Important advice that my psychology professor gave me was also being aware of our limits and comfort zone. That doesn’t mean just physical but also mentally. If somebody wants to talk but that escalates to a fight we can calmly say we need our 5 minutes or step out of the conversation. We will make more positive results by moving and cooling down the situation than with participating in a fight that will lead nowhere. Rather move out for some time and continue later when both sides are calm and ready to talk assertively. If that happens in your volunteering working place you can just take a moment and hide in a calm, lonely place for a few minutes. When you think about the situation and have some suggestions on how to improve it return back and calmly start the conversation again.

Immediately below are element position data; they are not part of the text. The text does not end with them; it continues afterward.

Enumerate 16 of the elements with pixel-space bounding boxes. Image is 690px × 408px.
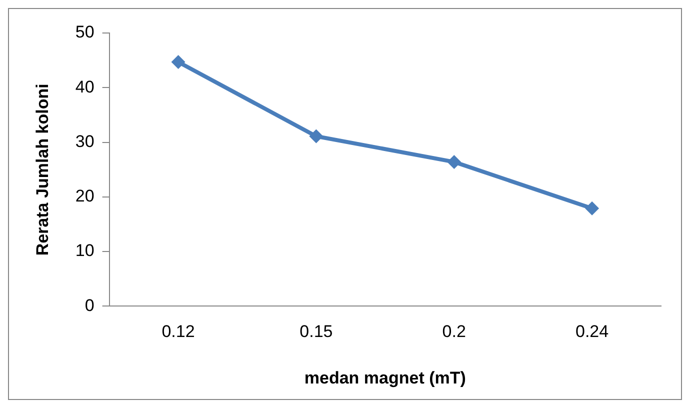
point <box>171 54 186 69</box>
point <box>309 129 324 144</box>
y-tick-label: 0 <box>84 296 94 315</box>
y-tick-label: 10 <box>75 241 94 260</box>
y-tick-label: 30 <box>75 132 94 151</box>
y-tick-label: 50 <box>75 22 94 42</box>
x-axis-title: medan magnet (mT) <box>304 368 466 388</box>
x-tick-label: 0.24 <box>575 322 609 342</box>
x-tick-label: 0.15 <box>300 322 333 342</box>
point <box>585 201 600 216</box>
y-tick-label: 20 <box>75 186 94 206</box>
y-tick-label: 40 <box>75 77 94 96</box>
x-tick-label: 0.2 <box>442 322 466 342</box>
x-tick-label: 0.12 <box>162 322 195 342</box>
y-axis-title: Rerata Jumlah koloni <box>32 84 52 256</box>
point <box>447 154 462 169</box>
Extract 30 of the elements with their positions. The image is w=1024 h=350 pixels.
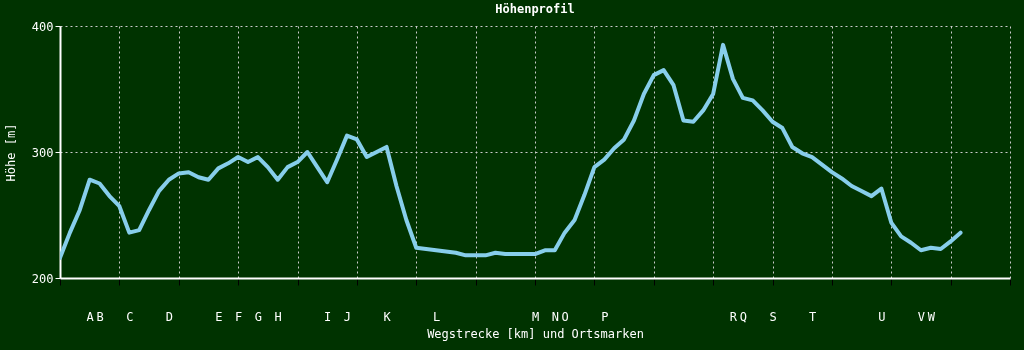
x-tick-label: E: [215, 309, 223, 324]
x-tick-label: L: [432, 309, 441, 324]
y-axis-title: Höhe [m]: [3, 123, 18, 182]
x-tick-label: A: [86, 309, 95, 324]
x-tick-label: K: [383, 309, 392, 324]
x-tick-label: S: [769, 309, 777, 324]
y-tick-label: 200: [31, 271, 54, 286]
chart-title: Höhenprofil: [495, 2, 575, 16]
x-axis-title: Wegstrecke [km] und Ortsmarken: [427, 326, 644, 341]
line-series: [60, 42, 963, 260]
x-tick-label: F: [235, 309, 243, 324]
x-tick-label: M: [531, 309, 540, 324]
x-tick-label: N: [551, 309, 559, 324]
y-tick-label: 300: [31, 145, 54, 160]
x-tick-label: D: [165, 309, 173, 324]
x-tick-label: V: [917, 309, 926, 324]
x-tick-label: B: [96, 309, 104, 324]
y-tick-label: 400: [31, 19, 54, 34]
x-tick-label: W: [927, 309, 936, 324]
x-tick-label: Q: [739, 309, 747, 324]
x-tick-label: O: [561, 309, 569, 324]
x-tick-label: I: [324, 309, 332, 324]
x-tick-label: T: [808, 309, 817, 324]
x-tick-label: G: [254, 309, 263, 324]
x-tick-label: C: [126, 309, 134, 324]
x-tick-label: J: [343, 309, 352, 324]
x-tick-label: H: [274, 309, 282, 324]
x-tick-label: P: [601, 309, 609, 324]
x-tick-label: U: [878, 309, 886, 324]
x-tick-label: R: [729, 309, 738, 324]
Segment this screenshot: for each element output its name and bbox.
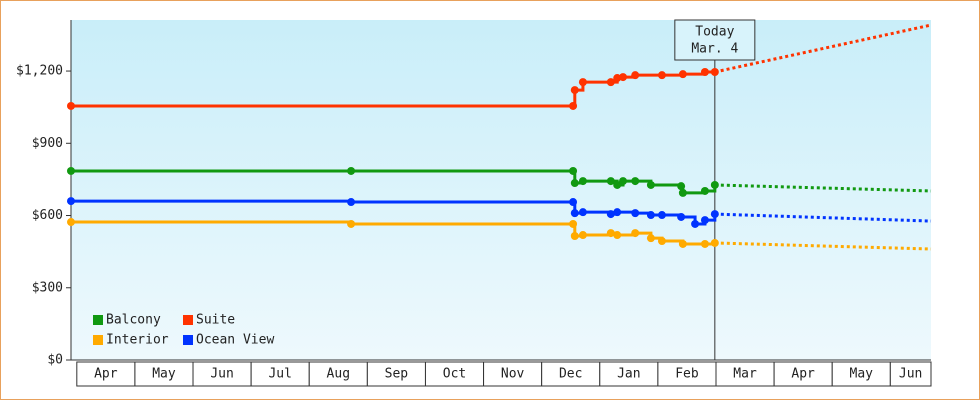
point [347, 166, 356, 175]
point [700, 68, 709, 77]
today-box [674, 19, 756, 61]
month-cell [76, 361, 136, 387]
point [710, 210, 719, 219]
month-cell [715, 361, 775, 387]
legend-label: Balcony [106, 313, 161, 328]
legend-swatch [183, 315, 193, 325]
point [569, 166, 578, 175]
point [619, 73, 628, 82]
point [578, 177, 587, 186]
point [570, 209, 579, 218]
y-tick-label: $900 [32, 136, 63, 151]
point [631, 71, 640, 80]
x-tick-label: Nov [501, 367, 525, 382]
forecast-line [714, 241, 932, 251]
x-tick-label: Apr [94, 367, 118, 382]
point [678, 239, 687, 248]
point [347, 219, 356, 228]
point [67, 101, 75, 110]
point [657, 211, 666, 220]
point [646, 211, 655, 220]
today-label: Today [695, 25, 734, 40]
month-cell [308, 361, 368, 387]
x-tick-label: Feb [675, 367, 699, 382]
x-tick-label: Apr [791, 367, 815, 382]
point [613, 180, 622, 189]
x-tick-label: Mar [733, 367, 757, 382]
forecast-line [714, 183, 932, 193]
legend-label: Ocean View [196, 333, 274, 348]
point [700, 239, 709, 248]
point [570, 231, 579, 240]
point [613, 231, 622, 240]
point [606, 210, 615, 219]
today-label: Mar. 4 [691, 42, 738, 57]
x-tick-label: Jun [899, 367, 922, 382]
point [578, 78, 587, 87]
y-tick-label: $300 [32, 280, 63, 295]
x-tick-label: Aug [327, 367, 350, 382]
y-tick-label: $0 [47, 353, 63, 368]
point [700, 186, 709, 195]
month-cell [889, 361, 932, 387]
point [691, 219, 700, 228]
month-cell [599, 361, 659, 387]
point [606, 177, 615, 186]
point [710, 238, 719, 247]
point [646, 180, 655, 189]
point [631, 209, 640, 218]
x-tick-label: May [850, 367, 874, 382]
point [710, 68, 719, 77]
month-cell [483, 361, 543, 387]
legend-swatch [93, 335, 103, 345]
x-tick-label: Jul [268, 367, 291, 382]
forecast-line [714, 212, 932, 223]
point [569, 101, 578, 110]
month-cell [134, 361, 194, 387]
point [657, 237, 666, 246]
plot-area [71, 20, 931, 360]
point [67, 197, 75, 206]
point [578, 231, 587, 240]
point [619, 177, 628, 186]
x-tick-label: Jan [617, 367, 640, 382]
point [646, 234, 655, 243]
legend-swatch [93, 315, 103, 325]
point [631, 177, 640, 186]
point [570, 179, 579, 188]
point [569, 219, 578, 228]
legend-label: Suite [196, 313, 235, 328]
month-cell [773, 361, 833, 387]
point [678, 188, 687, 197]
point [606, 229, 615, 238]
point [578, 208, 587, 217]
point [606, 78, 615, 87]
x-tick-label: Oct [443, 367, 466, 382]
point [347, 198, 356, 207]
point [67, 166, 75, 175]
legend-swatch [183, 335, 193, 345]
point [677, 212, 686, 221]
month-cell [192, 361, 252, 387]
x-tick-label: Jun [210, 367, 233, 382]
x-tick-label: Sep [385, 367, 409, 382]
point [677, 182, 686, 191]
y-tick-label: $1,200 [16, 64, 63, 79]
x-tick-label: Dec [559, 367, 582, 382]
point [657, 71, 666, 80]
point [67, 218, 75, 227]
point [678, 70, 687, 79]
month-cell [250, 361, 310, 387]
x-tick-label: May [152, 367, 176, 382]
point [570, 86, 579, 95]
point [700, 216, 709, 225]
legend-label: Interior [106, 333, 169, 348]
point [569, 198, 578, 207]
point [631, 229, 640, 238]
forecast-line [714, 23, 932, 74]
point [710, 180, 719, 189]
y-tick-label: $600 [32, 208, 63, 223]
point [613, 208, 622, 217]
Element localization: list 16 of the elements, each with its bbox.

The benefit of being assertive is definitely better communication. Assertive behavior is great for both, us and our speaking partner in a volunteering environment. If we communicate wisely, we can get what we want out of any interaction and leave the other person satisfied, too. It also assures us less stress with more solutions for both sides. That’s how we can concentrate more on our volunteering job, results and positive energy. Aggressive, passive and passive-aggressive communication styles are stressful; one of the people involved generally ends up feeling humiliated or endangered. If we are on the “strong” side, we might end up regretting putting our need to be heard over the other person’s right to speak. With assertive communication, however, we’re acknowledging the other person’s feelings and desires, while openly sharing ours and trying to find the best solution for the situation. We are also gaining more trust, which is important in personal and volunteering-working relationships. Being trustworthy in our communication greatly builds connection and it also brings us more confidence. When we hide your feelings or interact with others without caring about what they think or feel, we are lowering your self-esteem or building it on the wrong foundation. Assertive communication shows that we are brave enough to stand up for your rights and are in control of what and how we’re saying it.
In the end, we find the balance between clearly stating our needs and giving the other person the chance to do the same and feel –what is the most important: equal and respected.